Tuatara Capital Acquisition, a cannabis-focused special purpose acquisition company (SPAC), said it raised $175 million in an initial public stock offering with an option for its underwriters to purchase and sell an additional $26.3 million worth of securities.
SPACs, also known as blank-check companies, are becoming increasingly common in the cannabis industry as a vehicle to quickly go public and acquire assets in burgeoning markets.
Tuatara Capital Acquisition (TCA), backed by New York investment banking firm Tuatara Capital, started trading on the Nasdaq on Feb. 12 under the ticker symbol TCACU.
TCA’s directors include former General Electric executives and Richard Taney, ex-CEO of Massachusetts-based multistate operator Curaleaf.
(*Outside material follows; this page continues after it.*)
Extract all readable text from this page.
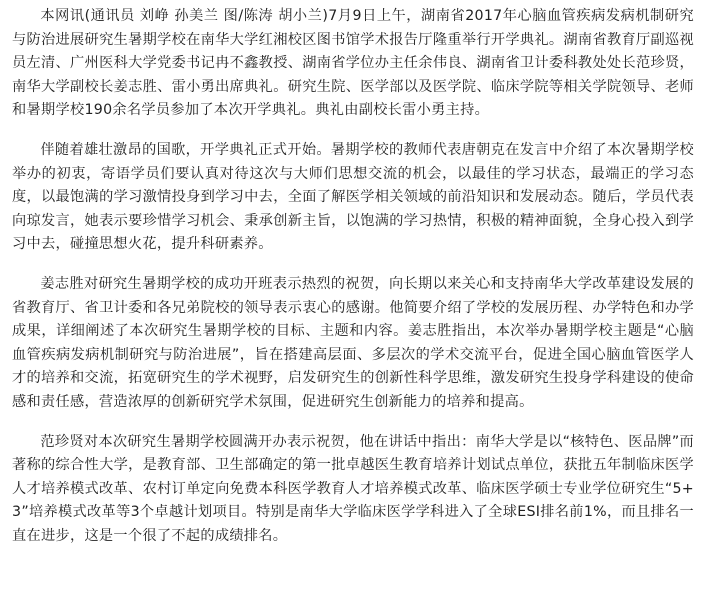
本网讯(通讯员 刘峥 孙美兰 图/陈涛 胡小兰)7月9日上午，湖南省2017年心脑血管疾病发病机制研究与防治进展研究生暑期学校在南华大学红湘校区图书馆学术报告厅隆重举行开学典礼。湖南省教育厅副巡视员左清、广州医科大学党委书记冉不鑫教授、湖南省学位办主任余伟良、湖南省卫计委科教处处长范珍贤，南华大学副校长姜志胜、雷小勇出席典礼。研究生院、医学部以及医学院、临床学院等相关学院领导、老师和暑期学校190余名学员参加了本次开学典礼。典礼由副校长雷小勇主持。

伴随着雄壮激昂的国歌，开学典礼正式开始。暑期学校的教师代表唐朝克在发言中介绍了本次暑期学校举办的初衷，寄语学员们要认真对待这次与大师们思想交流的机会，以最佳的学习状态，最端正的学习态度，以最饱满的学习激情投身到学习中去，全面了解医学相关领域的前沿知识和发展动态。随后，学员代表向琼发言，她表示要珍惜学习机会、秉承创新主旨，以饱满的学习热情，积极的精神面貌，全身心投入到学习中去，碰撞思想火花，提升科研素养。

姜志胜对研究生暑期学校的成功开班表示热烈的祝贺，向长期以来关心和支持南华大学改革建设发展的省教育厅、省卫计委和各兄弟院校的领导表示衷心的感谢。他简要介绍了学校的发展历程、办学特色和办学成果，详细阐述了本次研究生暑期学校的目标、主题和内容。姜志胜指出，本次举办暑期学校主题是“心脑血管疾病发病机制研究与防治进展”，旨在搭建高层面、多层次的学术交流平台，促进全国心脑血管医学人才的培养和交流，拓宽研究生的学术视野，启发研究生的创新性科学思维，激发研究生投身学科建设的使命感和责任感，营造浓厚的创新研究学术氛围，促进研究生创新能力的培养和提高。

范珍贤对本次研究生暑期学校圆满开办表示祝贺，他在讲话中指出：南华大学是以“核特色、医品牌”而著称的综合性大学，是教育部、卫生部确定的第一批卓越医生教育培养计划试点单位，获批五年制临床医学人才培养模式改革、农村订单定向免费本科医学教育人才培养模式改革、临床医学硕士专业学位研究生“5+3”培养模式改革等3个卓越计划项目。特别是南华大学临床医学学科进入了全球ESI排名前1%，而且排名一直在进步，这是一个很了不起的成绩排名。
TCA said in a news release that it’s focused on the growth potential of non-recreational cannabis and won’t invest in federally illegal marijuana businesses.
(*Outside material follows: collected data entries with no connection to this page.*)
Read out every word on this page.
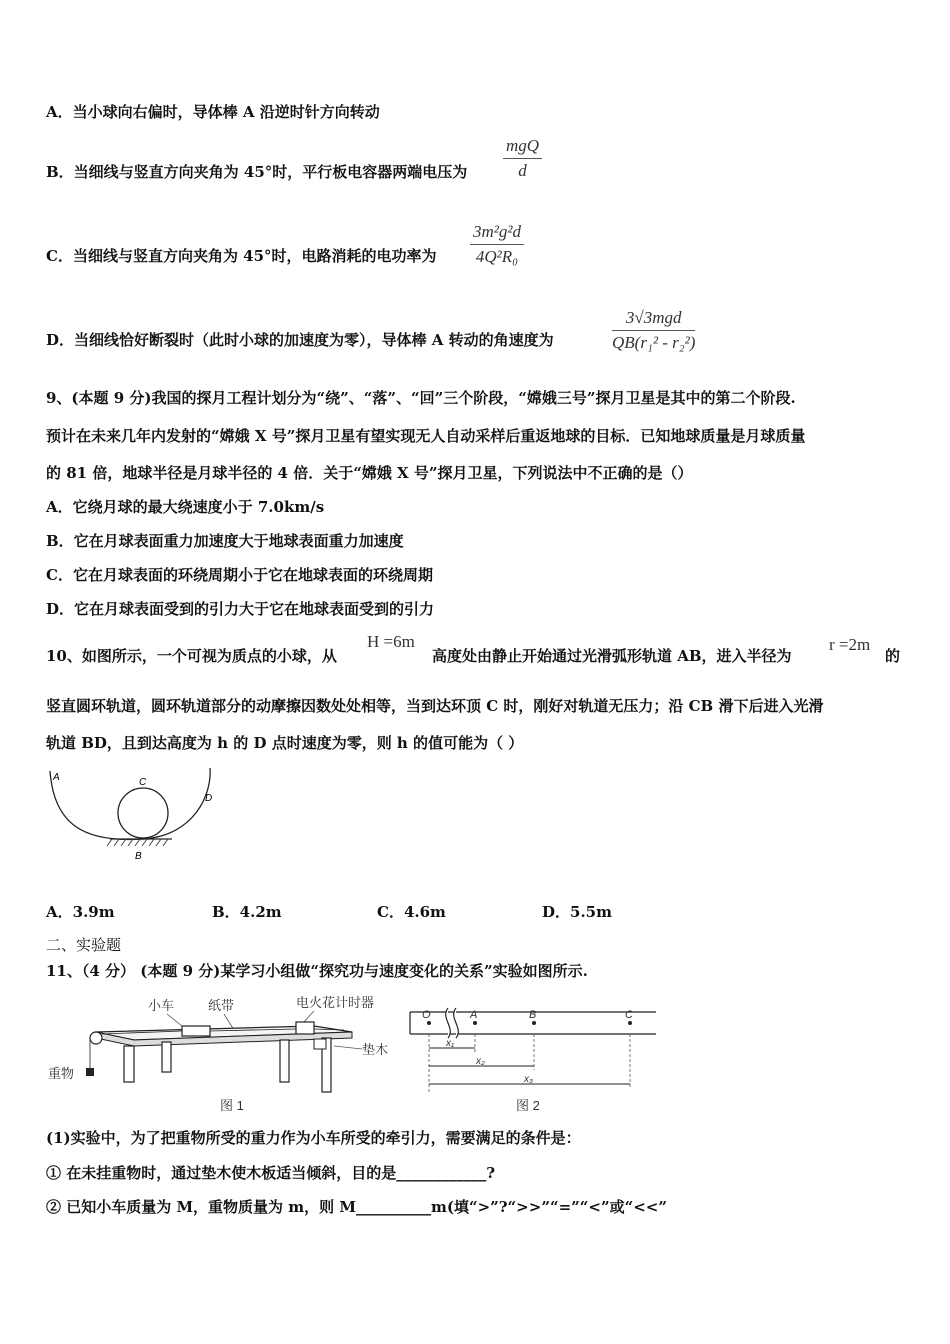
A．当小球向右偏时，导体棒 A 沿逆时针方向转动
B．当细线与竖直方向夹角为 45°时，平行板电容器两端电压为
mgQ
d
C．当细线与竖直方向夹角为 45°时，电路消耗的电功率为 $\frac{\text{3m²g²d}}{\text{4Q²R₀}}$
D．当细线恰好断裂时（此时小球的加速度为零），导体棒 A 转动的角速度为
3√3mgd
QB(r₁² - r₂²)
9、(本题 9 分)我国的探月工程计划分为“绕”、“落”、“回”三个阶段，“嫦娥三号”探月卫星是其中的第二个阶段.
预计在未来几年内发射的“嫦娥 X 号”探月卫星有望实现无人自动采样后重返地球的目标．已知地球质量是月球质量
的 81 倍，地球半径是月球半径的 4 倍．关于“嫦娥 X 号”探月卫星，下列说法中不正确的是（）
A．它绕月球的最大绕速度小于 7.0km/s
B．它在月球表面重力加速度大于地球表面重力加速度
C．它在月球表面的环绕周期小于它在地球表面的环绕周期
D．它在月球表面受到的引力大于它在地球表面受到的引力
10、如图所示，一个可视为质点的小球，从
H =6m
高度处由静止开始通过光滑弧形轨道 AB，进入半径为
r =2m
的
竖直圆环轨道，圆环轨道部分的动摩擦因数处处相等，当到达环顶 C 时，刚好对轨道无压力；沿 CB 滑下后进入光滑
轨道 BD，且到达高度为 h 的 D 点时速度为零，则 h 的值可能为（ ）
A	C
D
B
A．3.9m	B．4.2m	C．4.6m	D．5.5m
二、实验题
11、（4 分） (本题 9 分)某学习小组做“探究功与速度变化的关系”实验如图所示.
小车	纸带	电火花计时器
垫木
重物
图 1
O	A	B	C
x₁
x₂
x₃
图 2
(1)实验中，为了把重物所受的重力作为小车所受的牵引力，需要满足的条件是：
① 在未挂重物时，通过垫木使木板适当倾斜，目的是____________?
② 已知小车质量为 M，重物质量为 m，则 M__________m(填“>”?“>>”“=”“<”或“<<”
“Potential sources for additional growth include the disruption of a variety of health-related market segments including pain management, sleep, skin care and cosmetics and anxiety, as well as many other applications that are being explored,” the company said on its website.
TCA’s parent company, Tuatara Capital, rocked the marijuana sector in 2016 by securing a $93 million raise for cannabis-related investments. At the time, Tuatara’s raise was by far the biggest in the marijuana industry.